Affordable senior housing celebrated

WESTFALL TWP. – A ceremonial groundbreaking was held Friday, October 9th, for a 93-unit affordable senior citizen housing complex near Matamoras. The $10 million+ project is expected to help meet a critical housing need in Pike County when the facility opens in about a year.

Jonah Mendelbaum is the developer. His company, MJJ Builders located in Warwick, NY, has built in excess of 2,000 senior apartments in Orange, Sullivan and Ulster counties, New York. Among his projects is Waters Edge in Port Jervis. This is his first project in Pennsylvania.

Once done, it will provide housing for seniors age 55 and over, meeting certain income eligibility requirements as defined by the federal government. He stated that the income levels for 2016 will be released in the spring, and he then will provide the information so that residents will know if they are eligible, and how to apply.

The three-story complex, designed in a right angle, will host a community room and one bedroom apartments, each with a living area, kitchen and bathroom. Each one of them will be handicapped accessible.

Robin LoDolce, Executive Director of the Pike County Area Agency on Aging, told the gathering under the tent that for years her Office had heard that the beautiful, rural landscapes in Pike County draw people here, but a big drawback for seniors is lack of access to services.

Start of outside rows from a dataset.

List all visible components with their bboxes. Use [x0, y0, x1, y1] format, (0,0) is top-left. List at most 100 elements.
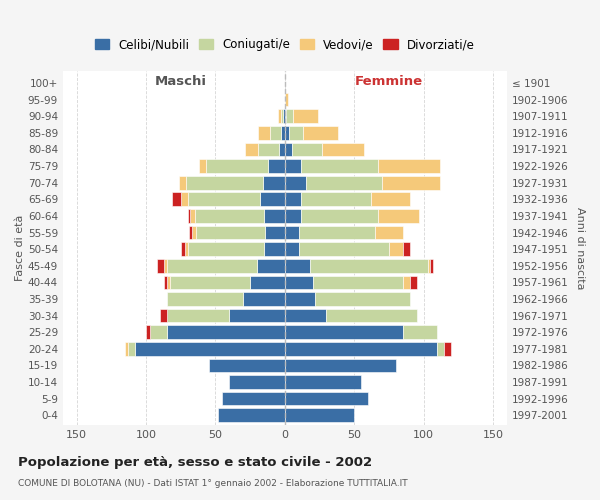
Bar [313, 276, 403, 289]
Bar [285, 392, 368, 406]
Bar [259, 126, 269, 140]
Bar [301, 192, 371, 206]
Bar [157, 259, 164, 272]
Y-axis label: Fasce di età: Fasce di età [15, 215, 25, 282]
Bar [179, 176, 187, 190]
Bar [285, 358, 396, 372]
Bar [188, 209, 190, 222]
Bar [285, 192, 301, 206]
Bar [190, 209, 194, 222]
Bar [206, 160, 268, 173]
Bar [299, 242, 389, 256]
Bar [403, 276, 410, 289]
Bar [167, 326, 285, 339]
Bar [229, 375, 285, 389]
Bar [268, 160, 285, 173]
Bar [322, 142, 364, 156]
Bar [269, 126, 281, 140]
Bar [292, 142, 322, 156]
Bar [403, 326, 437, 339]
Bar [299, 226, 375, 239]
Bar [160, 308, 167, 322]
Bar [128, 342, 135, 355]
Bar [285, 142, 292, 156]
Y-axis label: Anni di nascita: Anni di nascita [575, 207, 585, 290]
Bar [164, 276, 167, 289]
Bar [437, 342, 445, 355]
Bar [188, 242, 264, 256]
Bar [310, 259, 428, 272]
Bar [285, 176, 305, 190]
Bar [167, 259, 257, 272]
Bar [243, 292, 285, 306]
Bar [286, 110, 293, 123]
Bar [293, 110, 318, 123]
Bar [135, 342, 285, 355]
Bar [245, 142, 259, 156]
Bar [316, 292, 410, 306]
Bar [285, 326, 403, 339]
Bar [259, 142, 279, 156]
Bar [326, 308, 416, 322]
Bar [285, 375, 361, 389]
Bar [301, 160, 378, 173]
Bar [285, 110, 286, 123]
Bar [164, 259, 167, 272]
Text: COMUNE DI BOLOTANA (NU) - Dati ISTAT 1° gennaio 2002 - Elaborazione TUTTITALIA.I: COMUNE DI BOLOTANA (NU) - Dati ISTAT 1° … [18, 479, 407, 488]
Bar [279, 142, 285, 156]
Bar [196, 226, 265, 239]
Bar [263, 176, 285, 190]
Bar [172, 192, 181, 206]
Bar [403, 242, 410, 256]
Bar [187, 176, 263, 190]
Bar [375, 226, 403, 239]
Bar [281, 110, 283, 123]
Bar [285, 292, 316, 306]
Bar [192, 226, 196, 239]
Bar [289, 126, 303, 140]
Bar [378, 209, 419, 222]
Bar [223, 392, 285, 406]
Bar [285, 126, 289, 140]
Bar [264, 242, 285, 256]
Bar [250, 276, 285, 289]
Bar [285, 308, 326, 322]
Bar [283, 110, 285, 123]
Bar [257, 259, 285, 272]
Bar [285, 209, 301, 222]
Bar [285, 93, 287, 106]
Text: Popolazione per età, sesso e stato civile - 2002: Popolazione per età, sesso e stato civil… [18, 456, 372, 469]
Bar [265, 226, 285, 239]
Bar [389, 242, 403, 256]
Bar [428, 259, 430, 272]
Bar [278, 110, 281, 123]
Bar [209, 358, 285, 372]
Legend: Celibi/Nubili, Coniugati/e, Vedovi/e, Divorziati/e: Celibi/Nubili, Coniugati/e, Vedovi/e, Di… [95, 38, 475, 52]
Bar [301, 209, 378, 222]
Bar [185, 242, 188, 256]
Bar [303, 126, 338, 140]
Bar [194, 209, 264, 222]
Bar [229, 308, 285, 322]
Bar [285, 342, 437, 355]
Bar [410, 276, 416, 289]
Bar [281, 126, 285, 140]
Bar [199, 160, 206, 173]
Bar [305, 176, 382, 190]
Bar [260, 192, 285, 206]
Bar [170, 276, 250, 289]
Bar [181, 192, 188, 206]
Bar [264, 209, 285, 222]
Bar [218, 408, 285, 422]
Text: Femmine: Femmine [355, 75, 423, 88]
Bar [382, 176, 440, 190]
Bar [378, 160, 440, 173]
Bar [445, 342, 451, 355]
Bar [430, 259, 433, 272]
Bar [285, 259, 310, 272]
Bar [125, 342, 128, 355]
Bar [167, 292, 243, 306]
Bar [285, 276, 313, 289]
Bar [150, 326, 167, 339]
Bar [285, 242, 299, 256]
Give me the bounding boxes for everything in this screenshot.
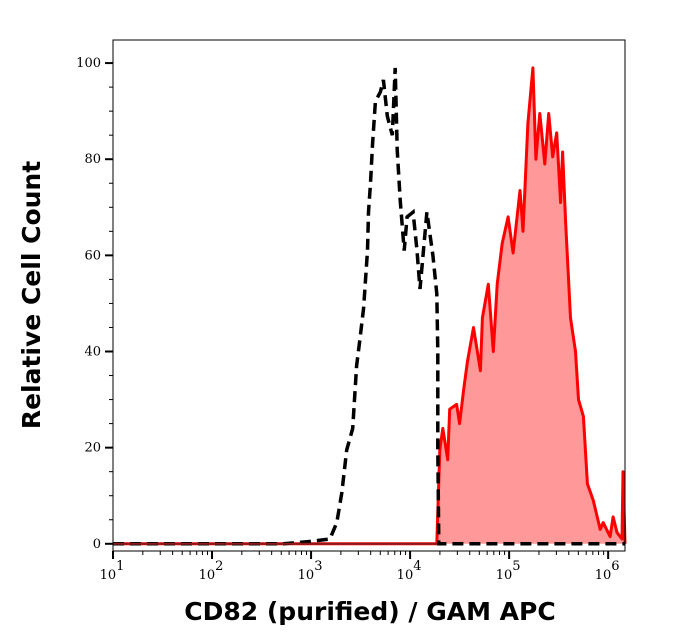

The project is being built on a flat parcel off Route 6/209 along the Delaware River, at the end of Hulst Drive, Westfall Township, between Hampton Inn and Paddlers Point, behind K-Mart. In close proximity is an abundance of stores, restaurants, a theater and other services that make up a community from churches to doctor offices, from Milford to Matamoras. Ahead of them is the spectacular view of the Westfall Township ridge line, and behind them, the Delaware.

Commissioner Matthew Osterberg added later that aside from services, what is making this project happen is the fact that Westfall’s commercial district has central sewer and water. This is a big reason why the project is not being built in more remote areas of Pike.

It all started with a phone call. Aware of the critical need for senior housing, and knowledgeable of Mendelbaum’s projects in New York State, one day Osterberg telephoned him “to see what would happen,” he said.

Osterberg said this was an “important day” in Pike County. “To me it’s so important that we keep our seniors close; everybody needs to age in place. It’s not fair that as people age in our community they need to move to another locations. They don’t want to do that. They want to stay near their families and their friends. And that’s what we are here today to do.”